O ensaio proteico Pierse BCA é um método livre de detergentes baseado no ácido bicinchonínico (BCA) para a detecção colorimétrica e quantificação total de proteínas. Este método combina a redução dos catiões cobre (II) a cobre (I) pelas proteínas em meio alcalino (o método do biureto) com a detecção colorimétrica selectiva e sensível dos catiões cobre (I) através da reacção destes com do ácido bicinchonínico. O produto da reacção, de cor púrpura, é formado pela quelatação de um catião cobre (I) por parte de duas moléculas de ácido.. O complexo solúvel em água exibe uma absorvância forte a 562 nm que é praticamente linear com o aumento da concentração de proteína dentro de um intervalo relativamente largo (20-2000 µg / mL).
O teste de BCA não é propriamente um método finito, ou seja, a cor final continua a desenvolver-se ao longo do tempo, indefinidamente. No entanto, após a incubação, a taxa de desenvolvimento da cor é suficientemente baixa para permitir a medição de um grande número de amostras de uma só vez.
A estrutura macromolecular das proteínas, o número de ligações peptídicas e a presença de quatro particulares aminoácidos (cisteína, tirosina, triptofano e cistina) são responsáveis pela formação da cor com BCA. Estudos com di-, tri- e tetrapéptidos sugerem que a extensão da formação da cor é causada por mais do que a mera soma do número de grupos funcionais formadores de cor. Assim sendo, concentrações de proteína são geralmente reportadas com referência a um determinado padrão de uma proteína comum, como a albumina do soro bovino (BSA). Prepara-se uma série de diluições de concentrações conhecidas da proteína padrão e estas são analisadas em concomitância com as amostras que se pretende quantificar. Se se requere fazer uma quantificação precisa de proteínas, é recomendado usar-se uma proteína padrão similar à proteína aque se pretende quantificar; por exemplo, a gama globulina bovina (BGG) pode ser usada como padrão quando se pretende quantificar imunoglobulinas.
Este teste pode ser efectuado tanto em tubos de ensaio como em microplacas. É preciso ter em consideração que o teste em tubos de ensaio requere maior volume de amostra de proteína.
Procedimento:

- Preparar o reagente de desenvolvimento de cor de antemão (solução de biureto + solução BCA)
- Adicionar o reagente à amostra (fazer réplicas) e homogeneizar a mistura (fazer branco apenas com água).
- Incubar as misturas:
- 37 ºC por 30 minutos
- Temperatura ambiente por 2 horas
- 60 ºC por 30 minutos (mais sensível, funciona para menores concentrações de proteína)
Nota: ao aumentar a temperatura ou o tempo de incubação aumenta-se a absorvância a 562 nm e diminui-se o valor mínimo de detecção.
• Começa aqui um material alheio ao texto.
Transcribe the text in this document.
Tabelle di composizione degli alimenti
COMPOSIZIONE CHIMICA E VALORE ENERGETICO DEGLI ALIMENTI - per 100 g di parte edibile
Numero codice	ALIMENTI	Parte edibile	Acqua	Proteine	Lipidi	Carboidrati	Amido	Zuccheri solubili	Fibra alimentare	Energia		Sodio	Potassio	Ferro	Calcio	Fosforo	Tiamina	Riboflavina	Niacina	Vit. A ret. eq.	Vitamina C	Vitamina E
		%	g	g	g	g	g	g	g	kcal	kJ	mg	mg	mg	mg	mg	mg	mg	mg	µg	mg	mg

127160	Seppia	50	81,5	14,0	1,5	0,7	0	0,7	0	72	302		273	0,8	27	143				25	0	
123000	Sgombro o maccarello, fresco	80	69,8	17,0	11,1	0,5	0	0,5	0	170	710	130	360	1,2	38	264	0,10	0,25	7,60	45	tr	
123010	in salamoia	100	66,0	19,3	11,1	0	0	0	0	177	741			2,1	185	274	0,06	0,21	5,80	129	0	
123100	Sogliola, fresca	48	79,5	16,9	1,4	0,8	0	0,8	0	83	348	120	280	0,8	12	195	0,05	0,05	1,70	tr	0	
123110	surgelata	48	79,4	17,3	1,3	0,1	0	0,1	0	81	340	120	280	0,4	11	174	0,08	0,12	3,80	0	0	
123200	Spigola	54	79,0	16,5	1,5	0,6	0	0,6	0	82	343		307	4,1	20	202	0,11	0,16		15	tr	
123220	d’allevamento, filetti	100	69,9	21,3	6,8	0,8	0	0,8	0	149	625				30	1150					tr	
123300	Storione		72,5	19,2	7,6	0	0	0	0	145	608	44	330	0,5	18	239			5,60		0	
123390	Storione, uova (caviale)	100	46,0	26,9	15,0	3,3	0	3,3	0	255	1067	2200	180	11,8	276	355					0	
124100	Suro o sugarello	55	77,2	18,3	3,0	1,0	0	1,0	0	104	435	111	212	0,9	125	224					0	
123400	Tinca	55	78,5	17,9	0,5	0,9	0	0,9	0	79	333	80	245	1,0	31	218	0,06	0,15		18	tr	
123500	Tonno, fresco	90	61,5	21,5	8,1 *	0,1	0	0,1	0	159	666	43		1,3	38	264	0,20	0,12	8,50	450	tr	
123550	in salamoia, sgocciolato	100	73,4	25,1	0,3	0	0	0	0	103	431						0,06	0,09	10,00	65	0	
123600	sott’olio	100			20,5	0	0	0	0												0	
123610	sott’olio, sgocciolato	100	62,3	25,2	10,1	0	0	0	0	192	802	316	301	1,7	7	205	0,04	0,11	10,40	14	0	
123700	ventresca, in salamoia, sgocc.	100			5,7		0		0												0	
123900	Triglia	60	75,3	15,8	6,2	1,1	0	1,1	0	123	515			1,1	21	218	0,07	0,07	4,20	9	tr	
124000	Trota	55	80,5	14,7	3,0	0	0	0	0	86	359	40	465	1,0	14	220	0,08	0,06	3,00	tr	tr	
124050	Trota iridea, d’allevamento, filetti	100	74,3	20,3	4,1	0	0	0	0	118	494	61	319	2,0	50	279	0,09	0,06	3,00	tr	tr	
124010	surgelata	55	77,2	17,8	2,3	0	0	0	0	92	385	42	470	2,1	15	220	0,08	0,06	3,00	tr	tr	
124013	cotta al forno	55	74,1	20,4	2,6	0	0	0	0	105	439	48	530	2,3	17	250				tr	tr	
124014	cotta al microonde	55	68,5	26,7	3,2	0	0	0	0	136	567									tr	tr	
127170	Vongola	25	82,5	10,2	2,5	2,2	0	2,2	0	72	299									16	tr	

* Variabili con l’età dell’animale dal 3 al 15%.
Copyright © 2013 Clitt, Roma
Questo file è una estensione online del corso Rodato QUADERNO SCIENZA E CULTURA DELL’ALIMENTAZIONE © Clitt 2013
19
É conveniente aquecer em banho de água, pois aquecimento de outra forma pode introduzir erros significativos no desenvolvimento da cor.
- Deixar os tubos arrefecer à temperatura ambiente (caso seja necessário) por 5 minutos.
- Medir a absorvância a 562 nm das amostras. Medir todas as amostras em 10 minutos (para que não haja variações significativas no desenvolvimento da cor entre as amostras devido ao tempo de espera)
- Subtrair os valores do branco às restantes medições.
- Fazer curva de calibração usando os valores de absorvância das diluições da proteína padrão e traçar a recta de correlação da absorvância em função da concentração total de proteína em µg / ml. Usar a recta estabelecida para determinar a concentração total de proteína nas amostras.
Problemas:
- Não se observa desenvolvimento de cor – a solução poderá conter alguma substância quelante de catiões cobre (como por exemplo EDTA);
- As amostras mostram menos cor do que o esperado – pH da solução muito baixo ou muito elevado, que interfere com a redução do cobre e a formação do complexo;
- As amostras apresentam uma cor muito intensa – concentrações de proteína muito elevadas ou as amostras contêm lípidos (podem ser removidos por adição de 2% SDS) ou lipoproteínas;
- Todos os tubos (incluindo o branco) apresentam uma cor púrpura escura – a solução tampão pode conter algum agente reductor, algum tiol ou alguma amina biogénica (catecolaminas)
Substâncias que possam interferir com o método BCA:
Algumas substâncias são conhecidas por interferir com este método, incluindo aquelas com potencial reductor, agentes quelantes e ácidos e bases fortes. Assim sendo, é fortemente aconselhado evitar a presença de: ácido ascórbico, EGTA, Ferro, sacarose impura, catecolaminas, glicerol impuro, lípidos, triptofano, creatinina, peróxido de hidrogénio, melibiose, tirosina, cisteína, hidrazinas, fenol, ácido úrico. Outras substâncias podem interferir minimamente com o método, porém estas são as mais comuns e as que causam alterações mais significativas nas determinações.